MONTEZUMA CRUZ
Editor de Amazônias
Com a mini-bicicleta, o menino ensaia entrar num trecho inundado do Bairro da Balsa. Sob a ponte, um casal apanha a cesta básica. As águas arrastam aquilo que o homem despeja, sejam troncos de madeira ou plásticos. Nunca se viu tanto plástico poluindo áreas alagadas, entre a Baixa da União e a Balsa.
Este é o retrato de Porto Velho na manhã desta terça-feira carnavalesca, 4 de março de 2014, dia de São Cassimiro, um santo croata que não arredava pé dos seus deveres políticos. Era um nobre que, apesar de ter títulos de príncipe da Polônia e grão-duque da Lituânia, desde pequeno abriu mão do luxo da corte e de suas ricas festas.
Cassimiro ajudou o pai desde os 17 anos, principalmente nos problemas referentes à Lituânia, onde foi muito querido pelo povo.

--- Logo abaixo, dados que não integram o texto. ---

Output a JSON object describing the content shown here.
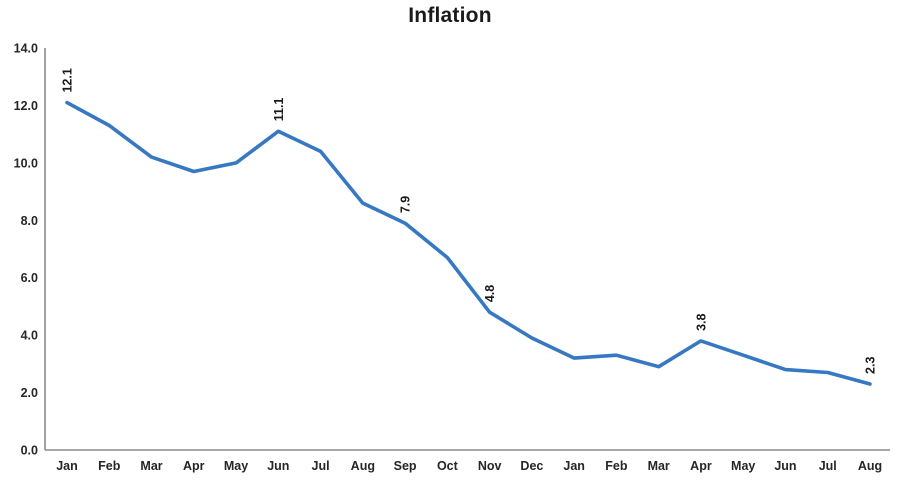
{
  "chart_data": {
    "type": "line",
    "title": "Inflation",
    "categories": [
      "Jan",
      "Feb",
      "Mar",
      "Apr",
      "May",
      "Jun",
      "Jul",
      "Aug",
      "Sep",
      "Oct",
      "Nov",
      "Dec",
      "Jan",
      "Feb",
      "Mar",
      "Apr",
      "May",
      "Jun",
      "Jul",
      "Aug"
    ],
    "series": [
      {
        "name": "Inflation",
        "values": [
          12.1,
          11.3,
          10.2,
          9.7,
          10.0,
          11.1,
          10.4,
          8.6,
          7.9,
          6.7,
          4.8,
          3.9,
          3.2,
          3.3,
          2.9,
          3.8,
          3.3,
          2.8,
          2.7,
          2.3
        ]
      }
    ],
    "point_labels": [
      "12.1",
      null,
      null,
      null,
      null,
      "11.1",
      null,
      null,
      "7.9",
      null,
      "4.8",
      null,
      null,
      null,
      null,
      "3.8",
      null,
      null,
      null,
      "2.3"
    ],
    "ylim": [
      0,
      14
    ],
    "yticks": [
      0,
      2,
      4,
      6,
      8,
      10,
      12,
      14
    ],
    "ytick_labels": [
      "0.0",
      "2.0",
      "4.0",
      "6.0",
      "8.0",
      "10.0",
      "12.0",
      "14.0"
    ],
    "grid": false,
    "legend": "none",
    "colors": {
      "line": "#3778C3",
      "axis": "#8C8C8C",
      "tick_text": "#262626",
      "title_text": "#1a1a1a"
    }
  }
}
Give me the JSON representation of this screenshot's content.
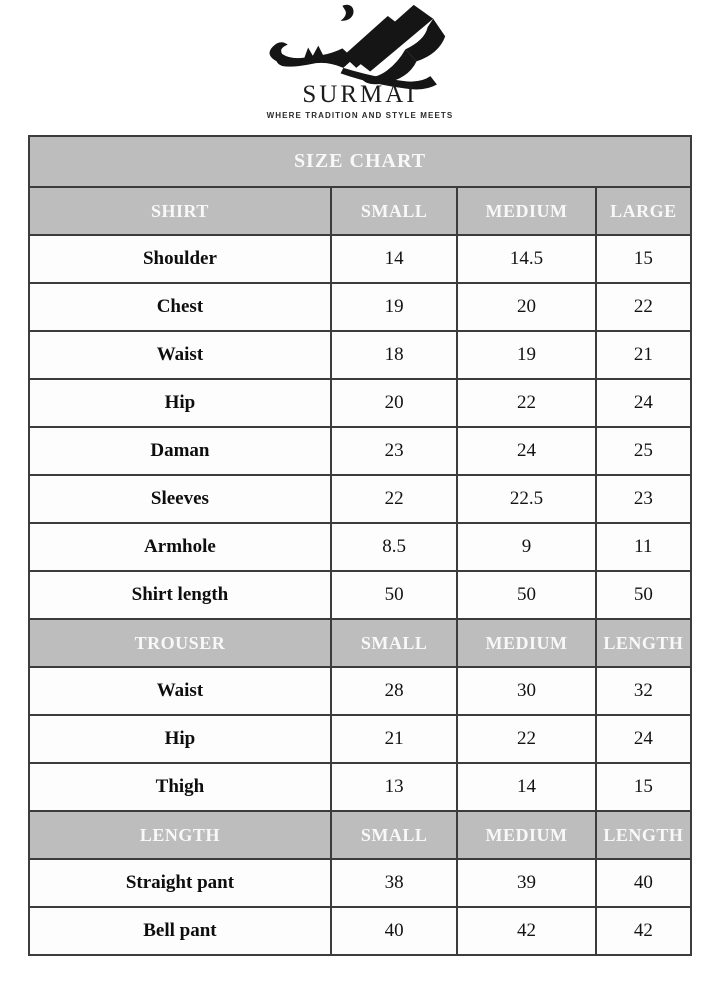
{
  "logo": {
    "brand": "SURMAI",
    "tagline": "WHERE TRADITION AND STYLE MEETS",
    "calligraphy_icon": "surmai-urdu-calligraphy"
  },
  "colors": {
    "header_bg": "#bdbdbd",
    "header_text": "#f8f8f8",
    "border": "#3c3c3c",
    "cell_bg": "#fdfdfd"
  },
  "chart_data": {
    "type": "table",
    "title": "SIZE CHART",
    "column_widths_pct": [
      45.6,
      19.1,
      20.9,
      14.4
    ],
    "sections": [
      {
        "header": [
          "SHIRT",
          "SMALL",
          "MEDIUM",
          "LARGE"
        ],
        "rows": [
          {
            "label": "Shoulder",
            "values": [
              "14",
              "14.5",
              "15"
            ]
          },
          {
            "label": "Chest",
            "values": [
              "19",
              "20",
              "22"
            ]
          },
          {
            "label": "Waist",
            "values": [
              "18",
              "19",
              "21"
            ]
          },
          {
            "label": "Hip",
            "values": [
              "20",
              "22",
              "24"
            ]
          },
          {
            "label": "Daman",
            "values": [
              "23",
              "24",
              "25"
            ]
          },
          {
            "label": "Sleeves",
            "values": [
              "22",
              "22.5",
              "23"
            ]
          },
          {
            "label": "Armhole",
            "values": [
              "8.5",
              "9",
              "11"
            ]
          },
          {
            "label": "Shirt length",
            "values": [
              "50",
              "50",
              "50"
            ]
          }
        ]
      },
      {
        "header": [
          "TROUSER",
          "SMALL",
          "MEDIUM",
          "LENGTH"
        ],
        "rows": [
          {
            "label": "Waist",
            "values": [
              "28",
              "30",
              "32"
            ]
          },
          {
            "label": "Hip",
            "values": [
              "21",
              "22",
              "24"
            ]
          },
          {
            "label": "Thigh",
            "values": [
              "13",
              "14",
              "15"
            ]
          }
        ]
      },
      {
        "header": [
          "LENGTH",
          "SMALL",
          "MEDIUM",
          "LENGTH"
        ],
        "rows": [
          {
            "label": "Straight pant",
            "values": [
              "38",
              "39",
              "40"
            ]
          },
          {
            "label": "Bell pant",
            "values": [
              "40",
              "42",
              "42"
            ]
          }
        ]
      }
    ]
  }
}
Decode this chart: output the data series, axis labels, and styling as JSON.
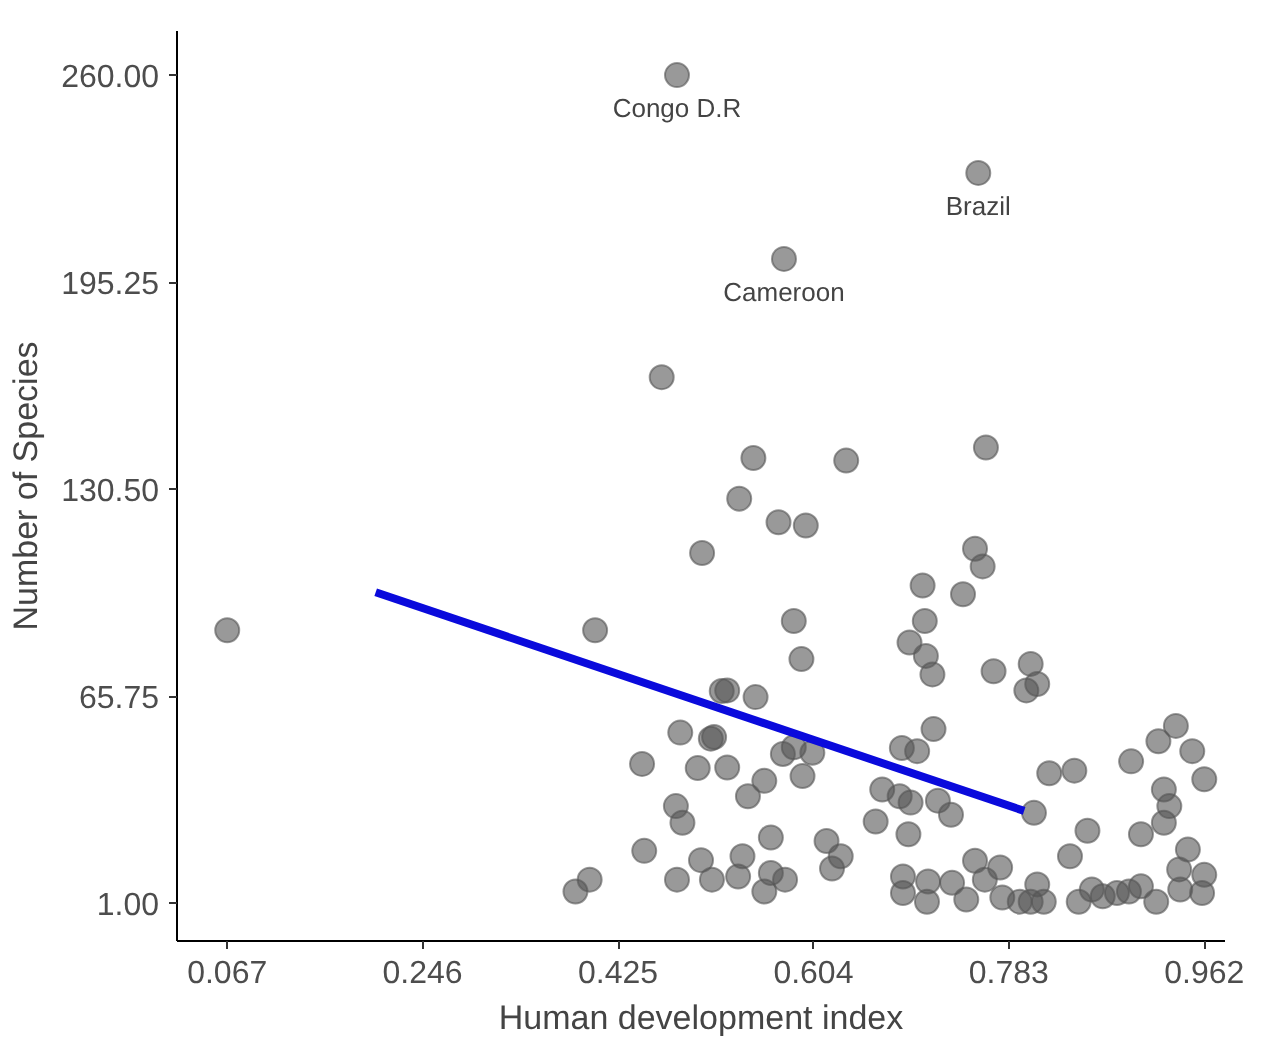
{
  "chart_data": {
    "type": "scatter",
    "xlabel": "Human development index",
    "ylabel": "Number of Species",
    "xlim": [
      0.021,
      0.981
    ],
    "ylim": [
      -10.9,
      273.8
    ],
    "xticks": [
      0.067,
      0.246,
      0.425,
      0.604,
      0.783,
      0.962
    ],
    "yticks": [
      {
        "value": 1,
        "label": "1.00"
      },
      {
        "value": 65.75,
        "label": "65.75"
      },
      {
        "value": 130.5,
        "label": "130.50"
      },
      {
        "value": 195.25,
        "label": "195.25"
      },
      {
        "value": 260,
        "label": "260.00"
      }
    ],
    "grid": false,
    "annotations": [
      {
        "text": "Congo D.R",
        "x": 0.479,
        "y": 260
      },
      {
        "text": "Brazil",
        "x": 0.755,
        "y": 229.4
      },
      {
        "text": "Cameroon",
        "x": 0.577,
        "y": 202.5
      }
    ],
    "series": [
      {
        "marker": "circle",
        "color": "#555555",
        "x": [
          0.479,
          0.465,
          0.755,
          0.577,
          0.549,
          0.634,
          0.762,
          0.067,
          0.404,
          0.502,
          0.482,
          0.51,
          0.447,
          0.498,
          0.478,
          0.484,
          0.449,
          0.501,
          0.479,
          0.511,
          0.399,
          0.386,
          0.52,
          0.536,
          0.572,
          0.597,
          0.752,
          0.759,
          0.704,
          0.741,
          0.586,
          0.706,
          0.692,
          0.707,
          0.713,
          0.593,
          0.769,
          0.803,
          0.809,
          0.799,
          0.525,
          0.551,
          0.513,
          0.525,
          0.576,
          0.586,
          0.603,
          0.559,
          0.594,
          0.544,
          0.714,
          0.685,
          0.699,
          0.667,
          0.683,
          0.693,
          0.718,
          0.73,
          0.806,
          0.82,
          0.843,
          0.895,
          0.92,
          0.936,
          0.951,
          0.962,
          0.925,
          0.93,
          0.925,
          0.904,
          0.855,
          0.839,
          0.661,
          0.691,
          0.565,
          0.616,
          0.629,
          0.621,
          0.539,
          0.535,
          0.565,
          0.578,
          0.559,
          0.947,
          0.939,
          0.962,
          0.94,
          0.96,
          0.686,
          0.709,
          0.686,
          0.708,
          0.731,
          0.744,
          0.752,
          0.761,
          0.775,
          0.777,
          0.793,
          0.803,
          0.809,
          0.815,
          0.847,
          0.859,
          0.869,
          0.882,
          0.893,
          0.904,
          0.918
        ],
        "values": [
          260,
          165.5,
          229.4,
          202.5,
          140.2,
          139.4,
          143.5,
          86.3,
          86.3,
          110.5,
          54.3,
          52.4,
          44.5,
          43.2,
          31.3,
          26.1,
          17.3,
          14.4,
          8.3,
          8.3,
          8.3,
          4.6,
          67.3,
          127.5,
          120.1,
          119.1,
          111.8,
          106.3,
          100.3,
          97.6,
          89.2,
          89.2,
          82.5,
          78.3,
          72.5,
          77.3,
          73.5,
          75.8,
          69.5,
          67.5,
          67.5,
          65.4,
          52.9,
          43.4,
          47.6,
          49.7,
          48,
          39.2,
          40.7,
          34.4,
          55.4,
          49.5,
          48.5,
          36.5,
          34.4,
          32.4,
          33,
          28.6,
          29.2,
          41.6,
          42.4,
          45.3,
          51.6,
          56.4,
          48.5,
          39.7,
          36.5,
          31.3,
          26.1,
          22.5,
          23.6,
          15.6,
          26.5,
          22.5,
          21.5,
          20.4,
          15.6,
          11.8,
          15.6,
          9.3,
          10.4,
          8.3,
          4.6,
          17.7,
          11.5,
          9.8,
          5.2,
          4.1,
          9.3,
          7.7,
          4.1,
          1.4,
          7.3,
          2.1,
          14.2,
          8.3,
          12.1,
          2.7,
          1.4,
          1.4,
          6.8,
          1.4,
          1.4,
          5.2,
          3.1,
          4.1,
          4.6,
          6.2,
          1.4
        ]
      },
      {
        "type": "line",
        "color": "#0a0adc",
        "line_style": "solid",
        "x": [
          0.203,
          0.797
        ],
        "values": [
          98.2,
          29.8
        ]
      }
    ]
  }
}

Sua história muito bonita está nas enciclopédias, porém, falamos aqui da cheia recorde do Rio Madeira e de seus afluentes na Amazônia Ocidental Brasileira.
Em 1979, o meteórico jornal Barranco publicava crianças nuas, em homenagem à pobreza do Ano Internacional da Criança, proclamado pela Organização das Nações Unidas. O jornal foi apreendido pela Polícia Federal, por "atentado à moral e aos bons costumes". Ontem, na beira-rio, o menino nu repete 1979, e desta vez, ninguém irá punir nenhum órgão de imprensa, pois as imagens se propagam na velocidade da luz, Brasil adentro e mundo afora. E o nu sublime desse menino mostrará que a região tem clima tropical úmido, permitindo banhos dessa natureza, sem pudores.
E o menino pesca! Seria o peixe que o ex-presidente Lula ironizou antes de construir as hidrelétricas do Rio Madeira? Foi um bagre mesmo? Verifiquem.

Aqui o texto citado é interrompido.